An elastomeric material of this invention was made having the following composition:

Chemical name Function phr Chlorinated butyl rubber rubber base 100

Talc filler 20

Calcined clay filler 20

Molecular sieve 4 A desiccant 40

Zinc oxide acid acceptor 4 Brominated phenolic resin curing agent 5

Stearic acid 2

Polyethylene lubricant 3

This composition was compounded via a conventional process, as broadly outlined above, and was made into stoppers for pharmaceutical vials of a shape and size identical to conventional stoppers made of conventional non-desiccating elastomers, and having a puncturable region as described above. The composition of Example 1 may be modified whilst still remaining within the scope of the present invention, for example varying within +_ 10% of that listed above.

Ten 20 mm stoppers made as described above were stored for 24 hours in a 75% relative humidity environment. After 24 hours the stoppers gained an average weight of 2.0 mg each, indicating a significant amount of moisture uptake.

Claims (18)

Claims:

1. An elastomeric material, which has a desiccating effect on its environment, comprising essentially: 100 phr of an elastomeric base material,

0-110 phr of a filler, 20-100 phr of an inorganic desiccant

2. An elastomeric material according to claim 1 , characterised by additionally comprising acid acceptor(s), curative(s) pigment(s), and processing aid(s).

3. An elastomeric material according to claim 1 characterised in that the elastomeric base material is a halogenated butyl rubber.

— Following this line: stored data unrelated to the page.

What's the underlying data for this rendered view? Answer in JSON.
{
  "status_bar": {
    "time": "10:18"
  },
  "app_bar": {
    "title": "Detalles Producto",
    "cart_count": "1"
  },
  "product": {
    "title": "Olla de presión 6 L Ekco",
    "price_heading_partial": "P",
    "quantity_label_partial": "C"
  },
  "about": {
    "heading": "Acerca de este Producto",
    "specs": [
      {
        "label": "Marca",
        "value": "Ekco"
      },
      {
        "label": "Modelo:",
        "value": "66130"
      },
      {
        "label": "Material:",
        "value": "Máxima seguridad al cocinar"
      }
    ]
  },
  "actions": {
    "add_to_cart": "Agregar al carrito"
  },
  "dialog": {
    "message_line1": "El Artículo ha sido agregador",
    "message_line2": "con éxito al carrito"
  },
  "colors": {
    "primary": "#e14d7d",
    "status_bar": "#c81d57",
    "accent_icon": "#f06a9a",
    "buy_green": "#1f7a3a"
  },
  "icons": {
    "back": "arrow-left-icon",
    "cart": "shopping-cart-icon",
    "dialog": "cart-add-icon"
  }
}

4. An elastomeric material according to claim 1 characterised by 0 - 50 phr of filler.

5. An elastomeric material according to claim 1 characterised in that the filler is a talc or a clay, or a mixture of a talc and a clay.

6. An elastomeric material according to any one of claims 1 to 5 characterised by 20 - 100 phr of the inorganic desiccant.

7. An elastomeric material according to claim 6 characterised by 30 - 80 phr of the inorganic desiccant.

8. An elastomeric material according to any one of the preceding claims characterised in that the inorganic desiccant is molecular sieve.

9. An elastomeric material according to claim 8 characterised in that the molecular sieve is of the zeolite type.

10. An elastomeric material according to any one of claims 1 to 7 characterised in that the inorganic desiccant is calcium oxide or desiccating magnesium oxide.

11. An elastomeric material according to any one of claims 1 to 10, characterised by a composition within +_ 10% of the following:

Halogenated butyl rubber 100 phr

Talc, clay or talc/clay mixture (filler) 40 phr Molecular sieve (desiccant) 40 phr

12. An elastomeric material according to any one of claims 2-11 characterised by 0.5 - 10 phr of an acid acceptor.

13. An elastomeric material according to any one of the preceding claims characterised by a desiccating effect on its environment at an environmental RH below 50% RH.

14. The use of an elastomeric material according to any one of the preceding claims in desiccating an environment to which it is exposed.

15. The use according to claim 14 in which the environment to which the elastomeric material is exposed is the interior of a container.

16. A closure for a container, of which at least the pan of the closure which is to be exposed to the interior of the container is made of an elastomeric material as claimed in any one of claims 1 to 13.

17. A closure according to claim 16, being an elastomeric closure having a puncturable region through which a hypodermic needle may be inserted.

18. A process for compounding an elastomeric material according to any one of claims 1 to 13.